Sin embargo, el día que Lady Dearborn debía venir a la casa, surgió otro problema. Cecile había pasado la noche con fiebre alta y dificultad para respirar, de modo que ese día fue llamado de urgencia el médico que atendía a la familia. Cecile había tenido una salud muy precaria desde que nació. Phillipe fue advertido de esto desde el inicio, el médico que atendió el parto en Francia, se había mostrado muy poco optimista en relación a que la pequeña pudiese sobrevivir, ya que en esa época los niños prematuros tenían muy pocas expectativas de vida. A pesar de ello, la niña luchó por su vida y lo logró, pero su salud siempre fue defectuosa.

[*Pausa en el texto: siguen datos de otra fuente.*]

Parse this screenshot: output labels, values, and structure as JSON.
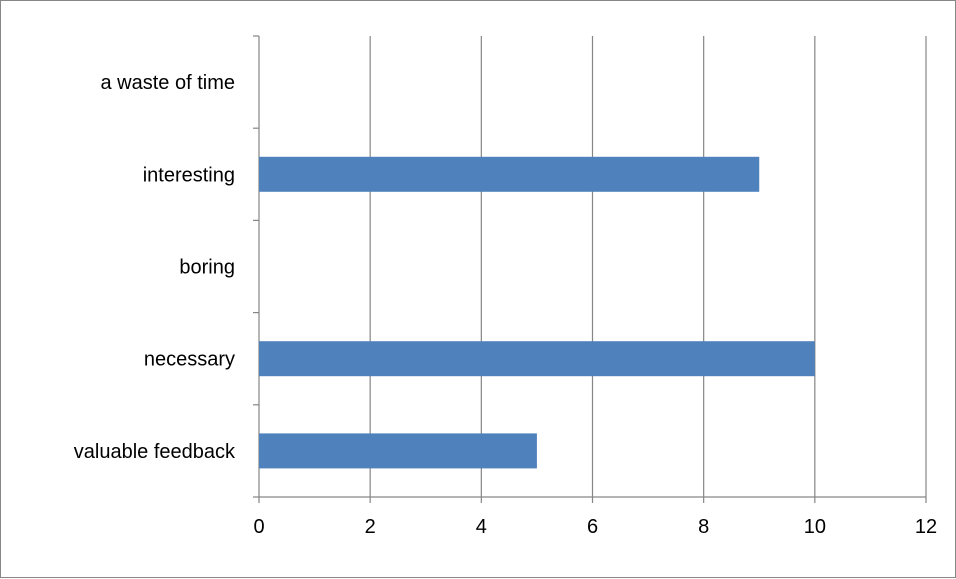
{
  "chart_data": {
    "type": "bar",
    "orientation": "horizontal",
    "title": "",
    "xlabel": "",
    "ylabel": "",
    "categories": [
      "valuable feedback",
      "necessary",
      "boring",
      "interesting",
      "a waste of time"
    ],
    "values": [
      5,
      10,
      0,
      9,
      0
    ],
    "xlim": [
      0,
      12
    ],
    "xticks": [
      0,
      2,
      4,
      6,
      8,
      10,
      12
    ],
    "grid": "vertical",
    "legend": "none",
    "colors": {
      "bar": "#4f81bd",
      "grid": "#868686",
      "axis": "#868686"
    }
  }
}
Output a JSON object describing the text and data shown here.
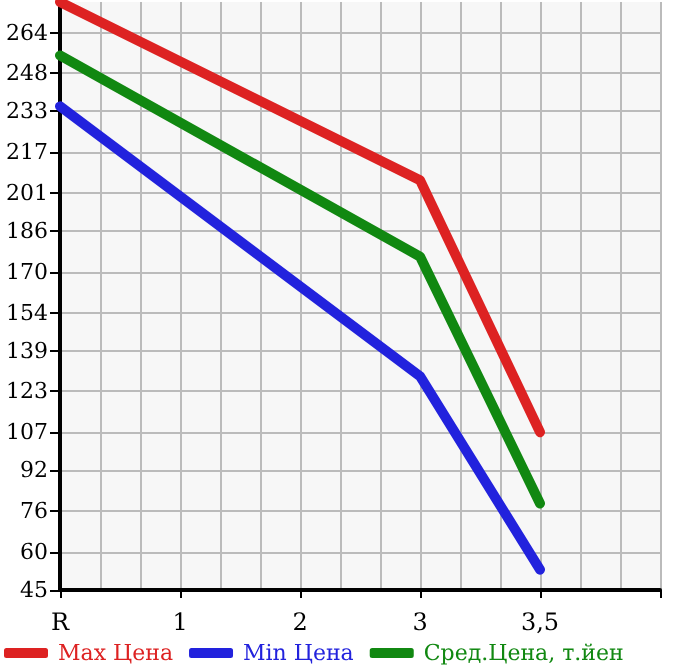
{
  "chart_data": {
    "type": "line",
    "categories": [
      "R",
      "1",
      "2",
      "3",
      "3,5",
      null
    ],
    "series": [
      {
        "name": "Max Цена",
        "color": "#dd2222",
        "values": [
          276,
          null,
          null,
          206,
          107,
          null
        ]
      },
      {
        "name": "Min Цена",
        "color": "#2222dd",
        "values": [
          235,
          null,
          null,
          129,
          53,
          null
        ]
      },
      {
        "name": "Сред.Цена, т.йен",
        "color": "#118811",
        "values": [
          255,
          null,
          null,
          176,
          79,
          null
        ]
      }
    ],
    "ylim": [
      45,
      276
    ],
    "yticks": [
      45,
      60,
      76,
      92,
      107,
      123,
      139,
      154,
      170,
      186,
      201,
      217,
      233,
      248,
      264
    ],
    "grid": true,
    "legend": "bottom",
    "marker": "none",
    "line_style": "solid"
  }
}
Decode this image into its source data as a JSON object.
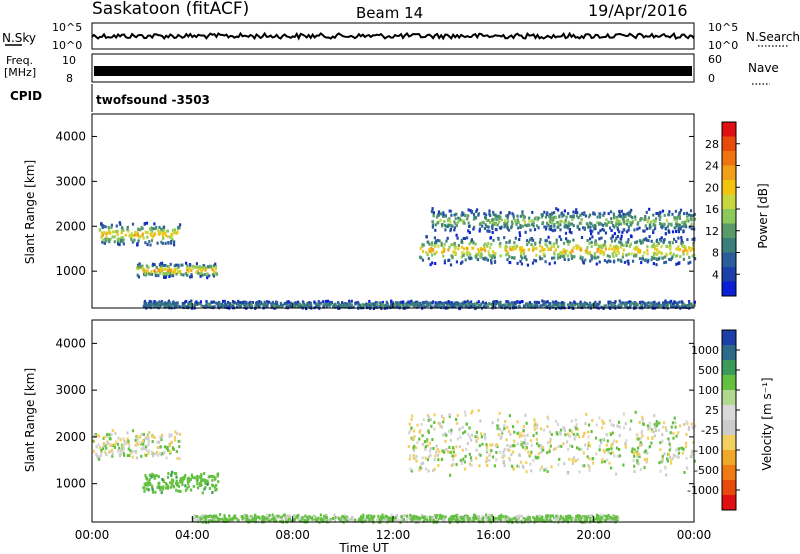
{
  "header": {
    "station": "Saskatoon (fitACF)",
    "beam": "Beam 14",
    "date": "19/Apr/2016"
  },
  "summary_panels": {
    "nsky_label": "N.Sky",
    "nsky_ticks": [
      "10^5",
      "10^0"
    ],
    "nsearch_label": "N.Search",
    "freq_label_1": "Freq.",
    "freq_label_2": "[MHz]",
    "freq_ticks": [
      "10",
      "8"
    ],
    "nave_label": "Nave",
    "nave_ticks": [
      "60",
      "0"
    ],
    "cpid_label": "CPID",
    "cpid_value": "twofsound -3503"
  },
  "colors": {
    "power_scale": [
      "#0a1fd6",
      "#1c3ea8",
      "#2d5c9c",
      "#3a7f7a",
      "#5a9a6a",
      "#8cc85a",
      "#c8d83c",
      "#f2c40e",
      "#f0a018",
      "#ee7410",
      "#e84a0c",
      "#e01010"
    ],
    "velocity_scale": [
      "#e01010",
      "#e84a0c",
      "#f07a14",
      "#f0a828",
      "#f2d060",
      "#cccccc",
      "#d8d8d8",
      "#b0d890",
      "#64c040",
      "#3a9a5a",
      "#2d6a8a",
      "#1c3ea8"
    ]
  },
  "chart_data": [
    {
      "type": "heatmap",
      "name_hint": "power",
      "ylabel": "Slant Range [km]",
      "ylim": [
        180,
        4500
      ],
      "yticks": [
        "1000",
        "2000",
        "3000",
        "4000"
      ],
      "xlim_hours": [
        0,
        24
      ],
      "colorbar_label": "Power [dB]",
      "colorbar_ticks": [
        "28",
        "24",
        "20",
        "16",
        "12",
        "8",
        "4"
      ],
      "colorbar_range": [
        0,
        30
      ],
      "echo_regions": [
        {
          "t_start": "00:15",
          "t_end": "03:30",
          "range_center_km": 1850,
          "range_halfwidth_km": 250,
          "peak_db": 18
        },
        {
          "t_start": "01:45",
          "t_end": "05:00",
          "range_center_km": 1050,
          "range_halfwidth_km": 150,
          "peak_db": 20
        },
        {
          "t_start": "13:00",
          "t_end": "24:00",
          "range_center_km": 1500,
          "range_halfwidth_km": 300,
          "peak_db": 18
        },
        {
          "t_start": "13:30",
          "t_end": "24:00",
          "range_center_km": 2150,
          "range_halfwidth_km": 250,
          "peak_db": 12
        },
        {
          "t_start": "02:00",
          "t_end": "24:00",
          "range_center_km": 280,
          "range_halfwidth_km": 80,
          "peak_db": 8
        }
      ]
    },
    {
      "type": "heatmap",
      "name_hint": "velocity",
      "ylabel": "Slant Range [km]",
      "ylim": [
        180,
        4500
      ],
      "yticks": [
        "1000",
        "2000",
        "3000",
        "4000"
      ],
      "xlabel": "Time UT",
      "xticks": [
        "00:00",
        "04:00",
        "08:00",
        "12:00",
        "16:00",
        "20:00",
        "00:00"
      ],
      "colorbar_label": "Velocity [m s⁻¹]",
      "colorbar_ticks": [
        "1000",
        "500",
        "100",
        "25",
        "-25",
        "-100",
        "-500",
        "-1000"
      ],
      "echo_regions": [
        {
          "t_start": "00:00",
          "t_end": "03:30",
          "range_center_km": 1850,
          "range_halfwidth_km": 300,
          "velocity_ms": 0
        },
        {
          "t_start": "02:00",
          "t_end": "05:00",
          "range_center_km": 1050,
          "range_halfwidth_km": 200,
          "velocity_ms": 150
        },
        {
          "t_start": "12:30",
          "t_end": "24:00",
          "range_center_km": 1900,
          "range_halfwidth_km": 600,
          "velocity_ms": 0
        },
        {
          "t_start": "04:00",
          "t_end": "21:00",
          "range_center_km": 280,
          "range_halfwidth_km": 80,
          "velocity_ms": 50
        }
      ]
    }
  ]
}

El médico como siempre, se limitó a recetarle un jarabe y mucho reposo, le recomendó no agitarse, algo del todo innecesario porque el mayor ejercicio que hacía Cecile, era subir las escaleras de la casa, y hasta eso le resultaba pesado, de modo que jamás participaba en juegos ni en ningún otro asunto que implicase un gasto de energía excesivo para ella.
A pesar de esto, y siendo impropio cancelar la cita que tenían con Lady Dearborn, esta se llevó a cabo como se había pautado, y aunque Phillipe había tenido una noche pésima, fue tan encantador como siempre. A Lady Dearborn no se le escapó el hecho de las profundas ojeras del hombre, y la aparición de una arruga en su frente, que no había tenido días antes cuando conversaron. Anne-Marie resultó una criatura encantadora y perfectamente educada, pero aunque no hubiese sido así, ya Lady Dearborn había tomado la decisión de ayudar a aquel pobre individuo tan guapo, tan joven y con cinco dolores de cabeza que al parecer necesitaban de su constante atención.